Rob Reynolds


Ochi Gallery is pleased to present Most Painted Mountain, a solo exhibition featuring new paintings by Los Angeles based artist Rob Reynolds. The work will be on view July 7th through August 6th with an opening reception Thursday, July 7th from 4-7 pm.

The paintings in this new body of work refer directly to iconic mountains on five continents. Formally the paintings resemble alpine landscapes, rendered meticulously in relation to recent photographs sourced in the public domain and published on the Internet. Initially apprehended in the register of representational picture making – as the viewer moves closer the imagery dissolves into the pure materiality of paint. The surfaces of these works are hyper-refined in some passages, offset by several visibly distinct layers of paint, and Reynolds manages to capture the awe-inspiring mountain sky and light with exceptional accuracy, nodding to the Light and Space artists’ interest in tempered atmosphere. Reynolds also pays homage to Andy Warhol’s Do It Yourself, paint by numbers series from the 1960s— leaving areas for the viewer to visually fill in the blanks, while also creating a metaphoric ghost-like effect within the snowy mountains.

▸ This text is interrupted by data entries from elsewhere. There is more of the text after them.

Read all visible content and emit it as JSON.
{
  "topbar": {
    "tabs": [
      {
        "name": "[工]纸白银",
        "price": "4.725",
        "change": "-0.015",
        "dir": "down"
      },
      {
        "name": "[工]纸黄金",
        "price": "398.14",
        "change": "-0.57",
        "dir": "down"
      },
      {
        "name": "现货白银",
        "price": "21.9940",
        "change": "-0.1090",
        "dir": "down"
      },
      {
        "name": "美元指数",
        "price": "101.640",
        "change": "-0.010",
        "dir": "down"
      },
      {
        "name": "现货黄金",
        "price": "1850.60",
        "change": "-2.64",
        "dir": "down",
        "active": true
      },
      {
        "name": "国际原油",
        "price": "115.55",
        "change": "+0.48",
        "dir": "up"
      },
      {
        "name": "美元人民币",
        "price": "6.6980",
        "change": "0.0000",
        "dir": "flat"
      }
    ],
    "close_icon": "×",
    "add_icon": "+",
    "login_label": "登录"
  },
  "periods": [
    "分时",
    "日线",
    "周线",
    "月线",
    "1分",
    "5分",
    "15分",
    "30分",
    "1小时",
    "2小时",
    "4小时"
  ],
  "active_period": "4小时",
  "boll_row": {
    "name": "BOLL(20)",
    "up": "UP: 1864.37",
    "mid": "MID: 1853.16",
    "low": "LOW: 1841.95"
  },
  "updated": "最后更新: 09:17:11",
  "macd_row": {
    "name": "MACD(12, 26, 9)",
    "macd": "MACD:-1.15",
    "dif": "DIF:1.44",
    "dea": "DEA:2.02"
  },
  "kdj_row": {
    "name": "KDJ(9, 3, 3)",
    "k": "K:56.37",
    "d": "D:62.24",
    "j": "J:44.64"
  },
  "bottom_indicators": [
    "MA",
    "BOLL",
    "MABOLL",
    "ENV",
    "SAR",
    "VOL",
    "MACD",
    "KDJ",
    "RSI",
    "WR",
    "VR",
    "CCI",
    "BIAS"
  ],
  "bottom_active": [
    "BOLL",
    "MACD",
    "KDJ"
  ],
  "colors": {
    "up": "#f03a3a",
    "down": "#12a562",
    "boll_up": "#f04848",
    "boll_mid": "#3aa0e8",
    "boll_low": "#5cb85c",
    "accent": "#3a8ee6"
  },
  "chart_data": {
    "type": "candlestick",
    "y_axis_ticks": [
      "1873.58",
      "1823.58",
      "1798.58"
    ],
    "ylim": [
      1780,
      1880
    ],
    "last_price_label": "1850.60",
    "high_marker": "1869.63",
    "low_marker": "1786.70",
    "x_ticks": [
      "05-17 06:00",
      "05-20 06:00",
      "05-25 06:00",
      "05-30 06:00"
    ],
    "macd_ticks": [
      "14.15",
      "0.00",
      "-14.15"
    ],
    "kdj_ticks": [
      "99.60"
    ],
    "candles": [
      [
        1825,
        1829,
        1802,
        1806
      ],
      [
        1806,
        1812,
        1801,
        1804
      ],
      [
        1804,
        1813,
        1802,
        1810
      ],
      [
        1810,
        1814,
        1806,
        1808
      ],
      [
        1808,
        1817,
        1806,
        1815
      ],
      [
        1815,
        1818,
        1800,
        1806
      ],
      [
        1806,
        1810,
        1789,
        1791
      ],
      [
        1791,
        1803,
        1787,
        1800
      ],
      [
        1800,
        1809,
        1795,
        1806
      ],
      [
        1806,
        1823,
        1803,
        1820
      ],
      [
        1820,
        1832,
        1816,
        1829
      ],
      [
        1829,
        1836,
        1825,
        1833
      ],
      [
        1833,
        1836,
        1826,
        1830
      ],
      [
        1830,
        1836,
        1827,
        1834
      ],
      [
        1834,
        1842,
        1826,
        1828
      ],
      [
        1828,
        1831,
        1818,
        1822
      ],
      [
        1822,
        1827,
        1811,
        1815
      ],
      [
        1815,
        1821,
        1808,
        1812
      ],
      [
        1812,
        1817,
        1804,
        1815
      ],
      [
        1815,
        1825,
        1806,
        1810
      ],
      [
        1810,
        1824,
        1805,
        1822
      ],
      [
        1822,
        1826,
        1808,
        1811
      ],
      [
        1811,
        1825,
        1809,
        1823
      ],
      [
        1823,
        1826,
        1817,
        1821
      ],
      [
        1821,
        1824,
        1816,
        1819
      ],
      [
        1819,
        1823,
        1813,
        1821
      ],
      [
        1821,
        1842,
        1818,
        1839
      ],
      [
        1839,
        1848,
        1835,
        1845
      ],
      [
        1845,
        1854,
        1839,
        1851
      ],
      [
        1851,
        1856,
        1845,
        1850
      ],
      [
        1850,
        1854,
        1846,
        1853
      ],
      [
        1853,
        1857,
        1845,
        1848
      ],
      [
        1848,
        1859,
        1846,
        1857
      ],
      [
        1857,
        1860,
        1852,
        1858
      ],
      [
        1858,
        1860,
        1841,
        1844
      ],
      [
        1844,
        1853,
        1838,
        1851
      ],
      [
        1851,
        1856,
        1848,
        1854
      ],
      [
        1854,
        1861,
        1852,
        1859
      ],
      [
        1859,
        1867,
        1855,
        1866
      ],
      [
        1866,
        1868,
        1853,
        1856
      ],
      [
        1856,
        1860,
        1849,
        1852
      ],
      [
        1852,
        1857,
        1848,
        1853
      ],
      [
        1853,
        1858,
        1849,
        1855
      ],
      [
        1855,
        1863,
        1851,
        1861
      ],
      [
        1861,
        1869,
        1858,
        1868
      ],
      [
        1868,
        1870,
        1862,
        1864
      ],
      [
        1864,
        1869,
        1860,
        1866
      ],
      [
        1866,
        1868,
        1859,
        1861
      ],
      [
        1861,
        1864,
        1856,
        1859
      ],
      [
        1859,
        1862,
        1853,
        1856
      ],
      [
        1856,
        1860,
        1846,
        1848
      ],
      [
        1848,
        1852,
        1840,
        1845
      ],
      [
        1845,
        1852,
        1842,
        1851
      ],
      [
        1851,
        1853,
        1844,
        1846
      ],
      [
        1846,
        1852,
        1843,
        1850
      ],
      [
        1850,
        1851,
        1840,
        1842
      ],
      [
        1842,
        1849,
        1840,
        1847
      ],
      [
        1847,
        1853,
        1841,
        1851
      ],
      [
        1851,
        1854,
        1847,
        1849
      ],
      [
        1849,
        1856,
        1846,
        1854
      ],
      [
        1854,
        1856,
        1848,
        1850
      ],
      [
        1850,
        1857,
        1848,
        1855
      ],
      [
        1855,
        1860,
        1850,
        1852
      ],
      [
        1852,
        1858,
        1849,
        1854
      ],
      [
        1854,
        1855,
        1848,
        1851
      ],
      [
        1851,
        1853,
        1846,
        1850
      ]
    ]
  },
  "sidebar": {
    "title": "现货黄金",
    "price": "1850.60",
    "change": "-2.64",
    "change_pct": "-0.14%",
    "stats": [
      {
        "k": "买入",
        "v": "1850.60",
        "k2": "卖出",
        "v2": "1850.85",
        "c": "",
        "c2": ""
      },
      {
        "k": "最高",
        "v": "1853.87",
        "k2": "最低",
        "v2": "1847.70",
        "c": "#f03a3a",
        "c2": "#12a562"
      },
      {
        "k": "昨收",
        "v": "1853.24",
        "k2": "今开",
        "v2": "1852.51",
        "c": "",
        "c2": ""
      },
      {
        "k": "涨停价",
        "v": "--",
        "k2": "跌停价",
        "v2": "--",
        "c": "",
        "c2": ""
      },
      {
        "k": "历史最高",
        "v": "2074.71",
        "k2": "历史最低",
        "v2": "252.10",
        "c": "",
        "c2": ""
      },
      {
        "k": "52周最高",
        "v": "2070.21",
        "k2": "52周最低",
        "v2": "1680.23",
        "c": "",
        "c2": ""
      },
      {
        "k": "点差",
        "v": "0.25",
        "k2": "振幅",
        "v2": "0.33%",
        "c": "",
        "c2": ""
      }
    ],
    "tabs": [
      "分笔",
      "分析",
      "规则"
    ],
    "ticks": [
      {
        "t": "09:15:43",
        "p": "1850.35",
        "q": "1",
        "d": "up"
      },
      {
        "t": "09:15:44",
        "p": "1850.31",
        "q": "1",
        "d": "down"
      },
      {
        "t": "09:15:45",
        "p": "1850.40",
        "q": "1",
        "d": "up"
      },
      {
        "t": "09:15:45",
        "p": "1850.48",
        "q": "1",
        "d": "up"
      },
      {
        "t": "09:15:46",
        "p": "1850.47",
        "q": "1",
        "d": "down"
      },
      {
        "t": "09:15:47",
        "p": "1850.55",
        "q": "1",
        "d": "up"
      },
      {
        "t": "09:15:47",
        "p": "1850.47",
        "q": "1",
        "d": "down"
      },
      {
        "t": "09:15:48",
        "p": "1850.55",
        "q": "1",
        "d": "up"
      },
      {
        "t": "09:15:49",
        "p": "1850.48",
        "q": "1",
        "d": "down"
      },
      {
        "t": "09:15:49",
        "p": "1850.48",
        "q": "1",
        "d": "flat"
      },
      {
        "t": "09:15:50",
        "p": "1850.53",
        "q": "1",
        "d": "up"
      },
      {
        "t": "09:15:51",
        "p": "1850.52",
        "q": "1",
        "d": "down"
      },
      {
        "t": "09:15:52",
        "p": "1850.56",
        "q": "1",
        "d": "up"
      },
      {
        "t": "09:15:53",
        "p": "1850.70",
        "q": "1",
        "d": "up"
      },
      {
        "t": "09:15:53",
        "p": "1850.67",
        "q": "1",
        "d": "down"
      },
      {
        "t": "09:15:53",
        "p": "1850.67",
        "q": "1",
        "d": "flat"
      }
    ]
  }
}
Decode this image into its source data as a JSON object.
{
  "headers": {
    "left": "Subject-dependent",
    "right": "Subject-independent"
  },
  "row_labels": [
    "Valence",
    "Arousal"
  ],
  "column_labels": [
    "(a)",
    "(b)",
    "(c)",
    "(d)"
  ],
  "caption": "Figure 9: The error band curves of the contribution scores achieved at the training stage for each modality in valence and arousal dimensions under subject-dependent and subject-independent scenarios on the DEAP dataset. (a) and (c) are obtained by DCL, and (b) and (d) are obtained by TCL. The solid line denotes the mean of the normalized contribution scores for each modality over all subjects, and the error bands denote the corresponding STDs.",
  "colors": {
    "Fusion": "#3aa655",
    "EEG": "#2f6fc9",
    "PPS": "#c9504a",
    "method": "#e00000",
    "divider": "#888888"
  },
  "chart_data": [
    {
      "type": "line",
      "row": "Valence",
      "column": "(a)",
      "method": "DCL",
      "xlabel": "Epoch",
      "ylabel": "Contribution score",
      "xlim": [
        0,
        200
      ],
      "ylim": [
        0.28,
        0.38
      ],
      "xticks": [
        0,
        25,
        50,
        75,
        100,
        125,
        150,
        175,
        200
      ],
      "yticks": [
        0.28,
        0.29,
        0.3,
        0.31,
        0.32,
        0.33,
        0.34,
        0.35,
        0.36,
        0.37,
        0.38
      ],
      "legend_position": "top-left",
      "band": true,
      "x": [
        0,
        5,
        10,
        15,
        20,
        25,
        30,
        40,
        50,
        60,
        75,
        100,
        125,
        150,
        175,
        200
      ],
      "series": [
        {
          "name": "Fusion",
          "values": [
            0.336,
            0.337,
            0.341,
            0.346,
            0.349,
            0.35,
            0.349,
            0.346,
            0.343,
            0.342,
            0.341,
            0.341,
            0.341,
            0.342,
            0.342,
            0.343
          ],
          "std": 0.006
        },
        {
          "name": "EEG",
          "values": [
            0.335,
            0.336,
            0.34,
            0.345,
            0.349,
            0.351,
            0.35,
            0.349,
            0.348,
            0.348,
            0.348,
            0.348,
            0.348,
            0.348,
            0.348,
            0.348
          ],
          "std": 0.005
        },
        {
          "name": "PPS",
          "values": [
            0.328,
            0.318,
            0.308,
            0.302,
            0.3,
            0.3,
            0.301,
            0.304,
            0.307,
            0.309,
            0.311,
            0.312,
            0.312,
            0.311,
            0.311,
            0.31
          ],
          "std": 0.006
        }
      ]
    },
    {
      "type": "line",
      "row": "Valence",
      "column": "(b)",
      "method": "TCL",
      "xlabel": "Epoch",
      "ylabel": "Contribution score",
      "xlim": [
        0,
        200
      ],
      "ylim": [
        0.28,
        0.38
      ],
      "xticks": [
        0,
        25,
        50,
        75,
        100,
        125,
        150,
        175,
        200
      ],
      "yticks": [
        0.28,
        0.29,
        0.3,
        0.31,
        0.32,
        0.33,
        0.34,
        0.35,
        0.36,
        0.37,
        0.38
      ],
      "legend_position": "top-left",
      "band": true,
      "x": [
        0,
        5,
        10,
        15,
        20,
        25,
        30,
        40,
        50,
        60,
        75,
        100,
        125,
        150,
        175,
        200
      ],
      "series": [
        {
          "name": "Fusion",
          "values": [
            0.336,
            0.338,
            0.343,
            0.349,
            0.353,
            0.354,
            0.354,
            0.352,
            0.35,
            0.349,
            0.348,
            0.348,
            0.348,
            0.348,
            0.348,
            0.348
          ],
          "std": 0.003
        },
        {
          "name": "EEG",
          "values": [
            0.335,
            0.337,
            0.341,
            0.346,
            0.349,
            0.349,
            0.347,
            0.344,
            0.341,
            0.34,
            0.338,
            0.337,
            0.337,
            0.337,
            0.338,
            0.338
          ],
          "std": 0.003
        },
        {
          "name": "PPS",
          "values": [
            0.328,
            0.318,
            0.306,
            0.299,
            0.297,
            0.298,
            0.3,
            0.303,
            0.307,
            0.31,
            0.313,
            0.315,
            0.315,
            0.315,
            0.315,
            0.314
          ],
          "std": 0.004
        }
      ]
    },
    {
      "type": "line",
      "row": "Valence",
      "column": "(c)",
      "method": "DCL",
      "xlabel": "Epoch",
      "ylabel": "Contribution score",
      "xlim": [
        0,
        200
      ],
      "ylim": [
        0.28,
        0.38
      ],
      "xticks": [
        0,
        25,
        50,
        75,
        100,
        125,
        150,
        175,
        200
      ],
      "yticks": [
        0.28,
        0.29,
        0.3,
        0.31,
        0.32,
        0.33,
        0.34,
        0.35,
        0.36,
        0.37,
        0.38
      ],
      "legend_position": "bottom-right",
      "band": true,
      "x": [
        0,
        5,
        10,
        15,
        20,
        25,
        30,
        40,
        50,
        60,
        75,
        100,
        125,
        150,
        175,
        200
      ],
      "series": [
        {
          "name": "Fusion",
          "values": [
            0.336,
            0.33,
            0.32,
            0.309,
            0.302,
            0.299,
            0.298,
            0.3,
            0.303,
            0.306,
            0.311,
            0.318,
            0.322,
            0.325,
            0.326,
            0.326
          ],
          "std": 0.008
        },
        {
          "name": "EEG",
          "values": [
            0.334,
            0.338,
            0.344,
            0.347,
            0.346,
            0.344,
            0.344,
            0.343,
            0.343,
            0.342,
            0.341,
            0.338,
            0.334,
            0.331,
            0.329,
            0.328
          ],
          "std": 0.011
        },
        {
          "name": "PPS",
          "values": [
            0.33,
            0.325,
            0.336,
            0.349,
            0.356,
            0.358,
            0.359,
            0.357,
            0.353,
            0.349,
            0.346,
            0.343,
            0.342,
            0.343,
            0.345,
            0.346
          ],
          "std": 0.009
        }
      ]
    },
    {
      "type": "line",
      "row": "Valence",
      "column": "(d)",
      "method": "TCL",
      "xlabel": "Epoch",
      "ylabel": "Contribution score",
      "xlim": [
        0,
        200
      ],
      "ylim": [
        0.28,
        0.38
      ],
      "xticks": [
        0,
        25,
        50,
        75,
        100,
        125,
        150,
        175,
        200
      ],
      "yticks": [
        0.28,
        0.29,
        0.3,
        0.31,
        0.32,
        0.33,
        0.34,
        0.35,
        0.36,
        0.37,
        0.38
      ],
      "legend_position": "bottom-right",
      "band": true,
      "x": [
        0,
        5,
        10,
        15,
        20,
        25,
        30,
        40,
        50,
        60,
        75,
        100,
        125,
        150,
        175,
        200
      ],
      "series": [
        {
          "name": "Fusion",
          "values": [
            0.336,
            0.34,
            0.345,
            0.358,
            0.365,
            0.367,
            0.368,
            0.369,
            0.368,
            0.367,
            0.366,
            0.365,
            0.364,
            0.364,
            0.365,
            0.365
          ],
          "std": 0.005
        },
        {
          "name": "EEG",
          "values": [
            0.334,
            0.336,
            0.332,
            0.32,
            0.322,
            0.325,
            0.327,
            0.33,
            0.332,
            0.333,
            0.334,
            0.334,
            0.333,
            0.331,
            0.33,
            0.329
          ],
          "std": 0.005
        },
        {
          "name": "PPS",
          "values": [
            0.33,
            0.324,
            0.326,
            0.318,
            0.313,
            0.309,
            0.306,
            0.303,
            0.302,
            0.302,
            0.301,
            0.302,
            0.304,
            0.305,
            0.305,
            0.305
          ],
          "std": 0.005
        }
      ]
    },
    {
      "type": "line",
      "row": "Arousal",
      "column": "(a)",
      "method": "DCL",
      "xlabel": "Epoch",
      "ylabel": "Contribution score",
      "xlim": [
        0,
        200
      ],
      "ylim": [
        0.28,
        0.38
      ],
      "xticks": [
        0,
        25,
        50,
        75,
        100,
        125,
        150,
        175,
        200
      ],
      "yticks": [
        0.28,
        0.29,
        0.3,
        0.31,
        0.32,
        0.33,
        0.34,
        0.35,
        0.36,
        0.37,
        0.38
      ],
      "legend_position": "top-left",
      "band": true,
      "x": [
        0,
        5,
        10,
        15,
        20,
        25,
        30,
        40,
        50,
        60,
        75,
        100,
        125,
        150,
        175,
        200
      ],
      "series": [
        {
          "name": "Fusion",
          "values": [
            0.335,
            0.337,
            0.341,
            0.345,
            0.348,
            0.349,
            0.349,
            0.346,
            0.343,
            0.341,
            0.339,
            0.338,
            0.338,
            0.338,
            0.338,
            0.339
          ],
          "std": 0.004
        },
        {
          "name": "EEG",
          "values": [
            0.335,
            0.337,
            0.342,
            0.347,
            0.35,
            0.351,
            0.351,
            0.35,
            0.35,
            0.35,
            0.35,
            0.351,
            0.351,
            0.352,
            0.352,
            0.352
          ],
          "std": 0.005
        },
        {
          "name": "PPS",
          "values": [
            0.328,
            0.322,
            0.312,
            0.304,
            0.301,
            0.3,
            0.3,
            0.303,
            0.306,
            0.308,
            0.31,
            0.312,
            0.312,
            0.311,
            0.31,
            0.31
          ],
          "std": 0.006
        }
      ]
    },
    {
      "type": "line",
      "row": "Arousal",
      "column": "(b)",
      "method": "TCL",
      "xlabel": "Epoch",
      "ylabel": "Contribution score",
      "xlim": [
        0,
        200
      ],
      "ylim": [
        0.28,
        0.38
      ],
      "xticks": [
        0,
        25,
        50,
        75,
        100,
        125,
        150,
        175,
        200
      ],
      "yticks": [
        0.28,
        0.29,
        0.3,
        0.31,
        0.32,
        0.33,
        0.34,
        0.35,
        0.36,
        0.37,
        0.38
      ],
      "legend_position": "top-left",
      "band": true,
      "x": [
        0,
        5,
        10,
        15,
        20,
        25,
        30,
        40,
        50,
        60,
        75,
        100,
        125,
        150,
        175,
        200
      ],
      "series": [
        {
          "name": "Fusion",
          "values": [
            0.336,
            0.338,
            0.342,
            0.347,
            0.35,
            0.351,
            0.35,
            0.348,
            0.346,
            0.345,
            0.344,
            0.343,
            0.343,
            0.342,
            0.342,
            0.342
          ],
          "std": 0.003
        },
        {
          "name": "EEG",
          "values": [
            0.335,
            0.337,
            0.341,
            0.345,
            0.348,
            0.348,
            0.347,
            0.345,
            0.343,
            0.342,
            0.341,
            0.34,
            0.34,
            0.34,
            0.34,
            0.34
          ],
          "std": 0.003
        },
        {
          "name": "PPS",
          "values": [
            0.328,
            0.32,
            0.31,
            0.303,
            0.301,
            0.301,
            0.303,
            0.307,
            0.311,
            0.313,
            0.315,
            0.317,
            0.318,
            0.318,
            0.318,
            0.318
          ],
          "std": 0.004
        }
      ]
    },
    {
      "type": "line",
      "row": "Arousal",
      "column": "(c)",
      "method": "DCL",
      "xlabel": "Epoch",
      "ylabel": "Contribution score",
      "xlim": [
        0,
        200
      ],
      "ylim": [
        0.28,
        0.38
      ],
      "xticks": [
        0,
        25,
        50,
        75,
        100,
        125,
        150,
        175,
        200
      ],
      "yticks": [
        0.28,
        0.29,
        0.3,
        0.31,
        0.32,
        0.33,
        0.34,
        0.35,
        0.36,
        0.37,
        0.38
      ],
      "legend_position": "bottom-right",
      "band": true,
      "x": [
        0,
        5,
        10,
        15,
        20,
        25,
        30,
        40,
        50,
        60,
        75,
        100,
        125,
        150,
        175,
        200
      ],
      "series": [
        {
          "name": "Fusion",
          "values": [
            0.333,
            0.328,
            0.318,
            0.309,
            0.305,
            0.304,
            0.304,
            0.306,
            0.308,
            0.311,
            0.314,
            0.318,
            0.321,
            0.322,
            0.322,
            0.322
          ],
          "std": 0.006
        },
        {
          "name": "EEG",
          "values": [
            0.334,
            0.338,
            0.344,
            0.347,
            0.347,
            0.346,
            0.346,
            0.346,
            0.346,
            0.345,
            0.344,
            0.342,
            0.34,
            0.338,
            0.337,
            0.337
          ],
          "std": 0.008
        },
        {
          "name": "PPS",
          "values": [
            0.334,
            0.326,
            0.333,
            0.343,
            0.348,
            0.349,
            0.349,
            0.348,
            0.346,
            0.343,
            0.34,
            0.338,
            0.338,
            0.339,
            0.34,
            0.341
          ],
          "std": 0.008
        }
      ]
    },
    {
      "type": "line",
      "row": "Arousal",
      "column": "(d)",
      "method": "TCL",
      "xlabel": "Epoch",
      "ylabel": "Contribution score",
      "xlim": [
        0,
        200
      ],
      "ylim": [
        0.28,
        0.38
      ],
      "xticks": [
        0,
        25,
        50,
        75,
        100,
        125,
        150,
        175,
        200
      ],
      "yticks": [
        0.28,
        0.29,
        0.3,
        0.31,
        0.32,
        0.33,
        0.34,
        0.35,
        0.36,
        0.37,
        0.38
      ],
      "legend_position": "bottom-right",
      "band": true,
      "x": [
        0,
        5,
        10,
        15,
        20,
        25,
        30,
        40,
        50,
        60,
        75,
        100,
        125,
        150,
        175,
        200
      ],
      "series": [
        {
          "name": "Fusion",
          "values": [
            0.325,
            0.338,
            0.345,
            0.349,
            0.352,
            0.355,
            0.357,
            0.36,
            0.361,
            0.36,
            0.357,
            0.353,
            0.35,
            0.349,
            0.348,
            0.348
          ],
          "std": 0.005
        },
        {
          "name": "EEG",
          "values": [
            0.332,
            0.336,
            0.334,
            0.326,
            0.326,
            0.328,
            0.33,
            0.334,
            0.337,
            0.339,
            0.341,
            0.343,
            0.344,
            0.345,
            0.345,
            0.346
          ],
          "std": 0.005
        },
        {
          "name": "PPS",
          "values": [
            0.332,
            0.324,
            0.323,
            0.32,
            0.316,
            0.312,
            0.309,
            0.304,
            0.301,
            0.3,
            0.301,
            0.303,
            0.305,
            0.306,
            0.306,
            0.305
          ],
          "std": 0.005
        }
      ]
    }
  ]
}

In addition to the beauty of these works, Reynolds is not just re-painting the world’s most painted mountains; he is reframing them in relation to one another in a present day, global context. Taken together, the alpine glacial ecosystems referenced in Most Painted Mountain supply fresh water to nearly one third of the world’s population, an estimated two billion people.

These paintings point to the special place mountains occupy in the popular imagination, the challenges of scale and present day limits of comprehension; as if to point to the notion that suddenly, in the face of new historical realities, things aren’t as they used to be. In doing so, the work brings into question how the natural world might look different in the current geological interval – characterized by the increasing awareness that the physical conditions of earth are being massively reshaped by human activities.

Reynolds accompanies each image with descriptive text and the date of his recent photo research. In doing so, he asks the viewer to consider the way we understand these places in time. The title Most Painted Mountain refers directly to Japanese ukio-e artist Hokusai – whose project 36 Views of Mount Fuji addressed the mountain’s spiritual and cultural significance as source of the elixir of life.

Reynolds statement on all this is one of active and open curiosity about perception, the place of the artist, representation and the changing idea of the natural world, explored through contemporary social and art histories. We might long for these places as he paints them, we might celebrate them as if they were already gone, but in either case this work encourages us to rethink notions of the environment in terms of a new ecology. A portion of profits from Most Painted Mountain will be donated to Earthjustice.